LONDON (Reuters) - The prospect of Scottish Nationalists holding sway over a minority Labour government is “frightening”, British Prime Minister David Cameron said on Sunday, as polls suggested deadlock 18 days before an election.
The Scottish National Party could win 53 out of 59 seats north of the border, according to recent forecasts, giving a party whose aim is an independent Scotland huge influence over a British parliament where no single party commands a majority.
SNP leader Nicola Sturgeon said the SNP and Labour, which are both left of center, could “work together” to prevent Cameron from regaining power.
Labour has ruled out a coalition with the SNP, but it could seek a vote-by-vote arrangement that enables it to govern.
Cameron told the BBC that such a deal would give the SNP powers over policies that affected all the United Kingdom to politicians who wanted the demise of the nation.
“This would be the first time in our history that a group of nationalists from one part of our country would be involved in altering the direction of the government of our country,” he said. “I think that’s a frightening prospect.”
The SNP lost a referendum on an independent Scotland last year, but the party has seen its support surge after it won a raft of concessions from central government in Westminster.
“It’s possible to change the direction of government on individual issues without bringing that government down; that puts a party like the SNP, if we have the influence, into a very, very powerful position,” Sturgeon told the BBC.
“It’s about the influence you exert over the lifetime of a parliament,” she said, adding that the SNP wanted to be a constructive force for people across Britain.
Labour, whose decades-old Scottish power base is on course to be wrecked by the SNP at the May 7 vote, said Cameron’s focus on the Scottish Nationalists smacked of desperation as the Conservatives failed to connect with voters.
“He has nothing to say about a better Britain for working families so he’s talking up the SNP as his last best hope of clinging onto power,” shadow finance minister Ed Balls said.
The Liberal Democrats have lost public support since 2010, when they became junior partner in the current Conservative-led government, but even with fewer seats it could once again hold a decisive role if there is an election stalemate.
Business minister Vince Cable said the party had difficulties with both the Conservatives and Labour, but it was “willing to work with other parties in the national interest”.
The anti-EU United Kingdom Party (UKIP), which pollsters say might win a handful of seats, could wield power out of all proportion to its size if Cameron fell just short of a majority.
While Cameron warned about the SNP’s potential power as a king maker, he refused to rule out a deal with UKIP, despite saying he was fighting for a clear cut victory.
But with just weeks to go, his mantra that Labour would put Britain’s economic recovery at risk has not ignited voter interest, nor has it shifted polls.
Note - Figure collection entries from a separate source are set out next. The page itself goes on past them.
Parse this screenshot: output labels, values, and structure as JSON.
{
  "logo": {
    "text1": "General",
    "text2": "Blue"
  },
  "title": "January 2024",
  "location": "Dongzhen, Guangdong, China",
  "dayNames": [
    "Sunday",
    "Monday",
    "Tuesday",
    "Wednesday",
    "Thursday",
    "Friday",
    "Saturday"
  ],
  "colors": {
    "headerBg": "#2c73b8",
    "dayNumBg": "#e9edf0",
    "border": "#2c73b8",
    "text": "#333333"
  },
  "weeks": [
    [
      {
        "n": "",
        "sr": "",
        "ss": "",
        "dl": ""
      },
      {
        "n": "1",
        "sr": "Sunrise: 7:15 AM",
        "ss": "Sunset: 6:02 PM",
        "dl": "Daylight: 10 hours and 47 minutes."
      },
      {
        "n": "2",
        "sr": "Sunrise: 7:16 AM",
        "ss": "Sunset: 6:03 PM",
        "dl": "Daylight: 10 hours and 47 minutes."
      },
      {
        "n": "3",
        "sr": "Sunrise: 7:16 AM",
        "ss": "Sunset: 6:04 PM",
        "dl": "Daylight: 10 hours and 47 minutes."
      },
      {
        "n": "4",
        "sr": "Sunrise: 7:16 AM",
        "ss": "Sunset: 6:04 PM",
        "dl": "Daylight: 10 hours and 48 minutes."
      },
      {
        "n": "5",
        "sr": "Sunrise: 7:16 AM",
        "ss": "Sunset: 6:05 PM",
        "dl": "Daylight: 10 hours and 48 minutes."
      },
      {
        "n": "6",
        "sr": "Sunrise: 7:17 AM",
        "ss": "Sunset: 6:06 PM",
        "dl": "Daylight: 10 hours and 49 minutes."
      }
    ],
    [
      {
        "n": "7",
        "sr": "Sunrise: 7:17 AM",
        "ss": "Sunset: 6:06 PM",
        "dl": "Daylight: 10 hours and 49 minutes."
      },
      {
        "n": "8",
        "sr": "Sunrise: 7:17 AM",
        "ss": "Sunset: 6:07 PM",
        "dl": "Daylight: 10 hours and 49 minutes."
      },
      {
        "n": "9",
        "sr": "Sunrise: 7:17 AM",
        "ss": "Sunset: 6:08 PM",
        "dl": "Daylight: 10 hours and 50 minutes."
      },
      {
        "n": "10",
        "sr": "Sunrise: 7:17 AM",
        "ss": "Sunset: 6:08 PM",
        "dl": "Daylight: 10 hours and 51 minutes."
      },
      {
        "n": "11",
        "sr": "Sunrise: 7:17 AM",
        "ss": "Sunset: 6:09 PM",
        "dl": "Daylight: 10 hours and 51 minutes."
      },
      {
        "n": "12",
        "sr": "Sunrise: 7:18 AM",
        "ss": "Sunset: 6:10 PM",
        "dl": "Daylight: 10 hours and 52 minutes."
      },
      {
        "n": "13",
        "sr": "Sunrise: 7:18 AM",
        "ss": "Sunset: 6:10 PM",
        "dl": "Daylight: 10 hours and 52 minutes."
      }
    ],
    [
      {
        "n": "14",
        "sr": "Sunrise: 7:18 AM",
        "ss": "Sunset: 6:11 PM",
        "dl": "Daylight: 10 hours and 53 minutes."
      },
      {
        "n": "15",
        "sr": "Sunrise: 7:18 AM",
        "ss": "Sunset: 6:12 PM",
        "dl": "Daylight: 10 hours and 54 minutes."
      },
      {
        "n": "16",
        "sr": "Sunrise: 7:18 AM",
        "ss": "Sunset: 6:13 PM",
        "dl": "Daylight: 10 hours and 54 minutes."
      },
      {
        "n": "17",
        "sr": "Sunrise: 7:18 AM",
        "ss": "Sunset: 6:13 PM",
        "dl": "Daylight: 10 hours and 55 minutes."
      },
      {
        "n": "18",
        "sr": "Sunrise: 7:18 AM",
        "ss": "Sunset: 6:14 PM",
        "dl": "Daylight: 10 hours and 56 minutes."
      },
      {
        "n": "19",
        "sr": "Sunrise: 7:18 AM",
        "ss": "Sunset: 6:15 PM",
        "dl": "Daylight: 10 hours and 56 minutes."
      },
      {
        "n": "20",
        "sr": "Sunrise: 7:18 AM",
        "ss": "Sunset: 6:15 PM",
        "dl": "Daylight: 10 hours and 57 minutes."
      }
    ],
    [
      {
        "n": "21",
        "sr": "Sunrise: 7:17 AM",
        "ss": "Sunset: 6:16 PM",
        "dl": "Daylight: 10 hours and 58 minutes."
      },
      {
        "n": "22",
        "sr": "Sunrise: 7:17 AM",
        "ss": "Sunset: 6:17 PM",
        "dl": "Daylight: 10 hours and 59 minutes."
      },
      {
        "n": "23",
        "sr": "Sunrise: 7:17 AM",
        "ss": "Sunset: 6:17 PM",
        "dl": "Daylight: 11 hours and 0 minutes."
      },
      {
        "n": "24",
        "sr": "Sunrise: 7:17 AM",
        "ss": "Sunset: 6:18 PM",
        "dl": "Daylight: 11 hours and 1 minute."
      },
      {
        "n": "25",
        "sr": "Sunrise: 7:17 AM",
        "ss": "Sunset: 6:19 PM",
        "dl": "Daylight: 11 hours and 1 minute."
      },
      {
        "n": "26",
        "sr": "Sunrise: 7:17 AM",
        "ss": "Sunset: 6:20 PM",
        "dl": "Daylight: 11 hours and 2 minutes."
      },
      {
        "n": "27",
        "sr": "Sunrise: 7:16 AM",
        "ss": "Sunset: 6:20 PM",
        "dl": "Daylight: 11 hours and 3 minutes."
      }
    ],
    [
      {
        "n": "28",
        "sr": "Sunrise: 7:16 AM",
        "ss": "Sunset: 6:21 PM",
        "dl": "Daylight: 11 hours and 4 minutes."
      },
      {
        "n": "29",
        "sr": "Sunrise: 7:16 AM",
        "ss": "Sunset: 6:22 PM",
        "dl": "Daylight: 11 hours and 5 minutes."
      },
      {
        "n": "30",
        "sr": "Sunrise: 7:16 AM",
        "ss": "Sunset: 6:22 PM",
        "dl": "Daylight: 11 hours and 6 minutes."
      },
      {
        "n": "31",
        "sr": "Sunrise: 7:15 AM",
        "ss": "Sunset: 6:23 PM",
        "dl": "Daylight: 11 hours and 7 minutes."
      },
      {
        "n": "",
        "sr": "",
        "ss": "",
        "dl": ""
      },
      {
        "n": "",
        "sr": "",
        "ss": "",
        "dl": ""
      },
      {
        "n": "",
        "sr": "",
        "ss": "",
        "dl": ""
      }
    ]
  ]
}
One survey on Sunday put the two parties neck and neck on 32 percent.
On Sunday, Cameron revived a policy that defined Britain under Margaret Thatcher in the 1980s, offering discounted shares in state-owned firms, in this case Lloyds Bank, to the public.
Cameron said he was also getting advice from Thatcher’s successor John Major, who took to the streets on a soapbox to secure a shock win against a confident Labour in 1992.
“I’ve already upped the tempo,” he said. “I will be in the next few days taking to the streets and taking this message about how we should continue with the plan that’s working.”